Des cheveux blanchis qui atteignent toujours ses épaules, vêtu d’une veste bleue et d’un pantalon beige en velours, Didier Raoult tambourine nerveusement avec sa bague crâne sur le barreau des témoins. « M. Raoult, apaisez-vous », gronde le président de la 11e chambre correctionnelle de Marseille. Son cour décortique, le mardi 14 mai, une nouvelle allégation de diffamation par l’ancien directeur de l’Institut hospitalo-universitaire Méditerranée Infection (IHU), qui a été écarté de cette position depuis 2022. Cette fois-ci, le directeur général de l’Assistance publique-Hôpitaux de Marseille (AP-HM), François Crémieux est dans le collimateur, dans le contexte d’un conflit majeur avec le microbiologiste.

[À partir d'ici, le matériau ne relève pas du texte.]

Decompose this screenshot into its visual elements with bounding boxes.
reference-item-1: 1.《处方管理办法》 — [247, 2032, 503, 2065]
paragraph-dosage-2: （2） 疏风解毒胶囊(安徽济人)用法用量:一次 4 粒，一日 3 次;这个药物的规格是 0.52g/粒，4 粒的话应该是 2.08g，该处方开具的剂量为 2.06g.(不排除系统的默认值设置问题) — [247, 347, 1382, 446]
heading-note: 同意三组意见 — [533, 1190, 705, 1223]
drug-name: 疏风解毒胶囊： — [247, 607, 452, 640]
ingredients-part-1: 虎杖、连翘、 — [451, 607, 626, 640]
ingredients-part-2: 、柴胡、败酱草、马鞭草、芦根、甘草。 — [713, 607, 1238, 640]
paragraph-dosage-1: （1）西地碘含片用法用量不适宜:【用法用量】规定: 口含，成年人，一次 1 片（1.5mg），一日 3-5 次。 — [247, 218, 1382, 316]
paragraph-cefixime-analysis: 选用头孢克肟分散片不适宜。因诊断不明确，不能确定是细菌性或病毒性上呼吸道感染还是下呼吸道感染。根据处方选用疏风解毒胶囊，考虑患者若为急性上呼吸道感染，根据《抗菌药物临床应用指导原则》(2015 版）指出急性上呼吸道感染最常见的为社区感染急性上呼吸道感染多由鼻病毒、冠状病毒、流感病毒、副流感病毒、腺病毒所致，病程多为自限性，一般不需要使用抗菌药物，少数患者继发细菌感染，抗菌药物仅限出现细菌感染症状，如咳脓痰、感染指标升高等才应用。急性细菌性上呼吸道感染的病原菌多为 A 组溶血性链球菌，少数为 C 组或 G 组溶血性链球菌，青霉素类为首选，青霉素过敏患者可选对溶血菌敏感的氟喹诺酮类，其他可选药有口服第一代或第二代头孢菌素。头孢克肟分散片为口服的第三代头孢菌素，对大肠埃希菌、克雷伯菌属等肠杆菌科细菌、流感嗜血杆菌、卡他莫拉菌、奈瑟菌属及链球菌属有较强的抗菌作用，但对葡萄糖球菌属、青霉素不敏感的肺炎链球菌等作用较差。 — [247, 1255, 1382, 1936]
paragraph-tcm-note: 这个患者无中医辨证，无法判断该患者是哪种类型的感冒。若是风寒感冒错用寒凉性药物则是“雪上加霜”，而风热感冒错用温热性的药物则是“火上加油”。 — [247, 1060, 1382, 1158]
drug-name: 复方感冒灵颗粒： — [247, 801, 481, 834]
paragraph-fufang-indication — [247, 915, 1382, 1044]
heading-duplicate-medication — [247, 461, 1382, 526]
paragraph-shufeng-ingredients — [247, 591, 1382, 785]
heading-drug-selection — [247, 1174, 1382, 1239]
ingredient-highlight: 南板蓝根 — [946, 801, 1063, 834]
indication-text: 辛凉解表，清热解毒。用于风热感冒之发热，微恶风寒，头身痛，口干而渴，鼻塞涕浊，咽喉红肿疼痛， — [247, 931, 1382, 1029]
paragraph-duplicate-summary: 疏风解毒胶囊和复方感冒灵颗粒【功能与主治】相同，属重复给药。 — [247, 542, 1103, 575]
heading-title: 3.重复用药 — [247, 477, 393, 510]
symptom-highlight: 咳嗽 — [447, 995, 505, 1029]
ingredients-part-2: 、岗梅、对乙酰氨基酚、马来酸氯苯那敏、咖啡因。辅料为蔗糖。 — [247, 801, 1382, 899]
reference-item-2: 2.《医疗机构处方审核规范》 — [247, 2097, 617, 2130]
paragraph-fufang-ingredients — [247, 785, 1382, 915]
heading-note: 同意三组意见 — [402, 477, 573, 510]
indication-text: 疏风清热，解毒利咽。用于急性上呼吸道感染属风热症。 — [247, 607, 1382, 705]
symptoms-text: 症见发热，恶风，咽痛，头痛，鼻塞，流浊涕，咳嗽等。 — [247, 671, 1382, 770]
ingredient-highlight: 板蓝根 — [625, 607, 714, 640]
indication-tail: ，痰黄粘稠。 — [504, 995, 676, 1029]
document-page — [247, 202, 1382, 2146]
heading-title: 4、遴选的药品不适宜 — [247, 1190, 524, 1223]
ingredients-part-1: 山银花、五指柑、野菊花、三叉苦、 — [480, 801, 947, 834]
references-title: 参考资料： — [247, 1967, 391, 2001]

M. Crémieux fait face à la justice en sa qualité de directeur de la publication de la lettre d’information hebdomadaire interne des hôpitaux de Marseille, qui est envoyée par mail à 10.000 travailleurs de l’AP-HM. Le 29 octobre 2021, cette newsletter concoctée par le service de communication, propose une sélection d’articles et de vidéos dont certains font référence aux allégations pesant alors sur l’IHU. Parmi ces titres, un article de Médiapart du 27 octobre déclarant que les premières conclusions d’un examen interne des hôpitaux de Marseille confirment l’existence d’« essais cliniques illégaux » à l’IHU sur des patients atteints de tuberculose.
« C’est une campagne de diffamation et de désinformation spécialement malsaine contre mon client », affirme Ludovic Heringuez, l’un des avocats de Didier Raoult. « C’est une attaque personnelle de M. Crémieux », renchérit le principal intéressé, qui regrette qu’une lettre interne cible ses « propres employés ».
Une querelle publique.
A l’âge de 72 ans, l’éminent microbiologiste n’a rien laissé au hasard en termes de ténacité et d’arrogance. Lorsqu’une question de la défense le perturbe, il réplique par un indifférent « Je m’en moque », il qualifie le journal Médiapart de « bandits » puis de « groupe de charognards », tout en riant de l’une de ses propres observations. « Je ne vois pas ce qui est amusant ici », réprimande le juge.
Toutefois, dans la salle, l’atmosphère est nettement plus détendue que le 2 mars, date à laquelle la chambre avait examiné deux plaintes semblables dans un climat tendu. Cette fois-ci, seuls quelques inconditionnels du clan Raoult sont présents. Parmi eux, le Professeur Chabrière, qui reste actif sur les médias sociaux pour soutenir son mentor et qui sera le seul à être rappelé à l’ordre par la présidente.
Comme lors de l’audience précédente, Didier Raoult utilise la parole accordée pour se lancer dans un monologue décousu. Il évoque encore une fois le succès de l’hydroxychloroquine dans le traitement du Covid-19, l’inutilité de la vaccination sauf pour les populations à risque, l’ignorance des médias et des responsables ministériels qui ont mené des inspections dans ses services. Il réitère sa lecture des événements qui l’ont marginalisé de la communauté scientifique internationale. Le tribunal doit le ramener au contexte de la plainte pour qu’il commence à esquisser les détails de ce qui semble être une affaire de règlement de comptes.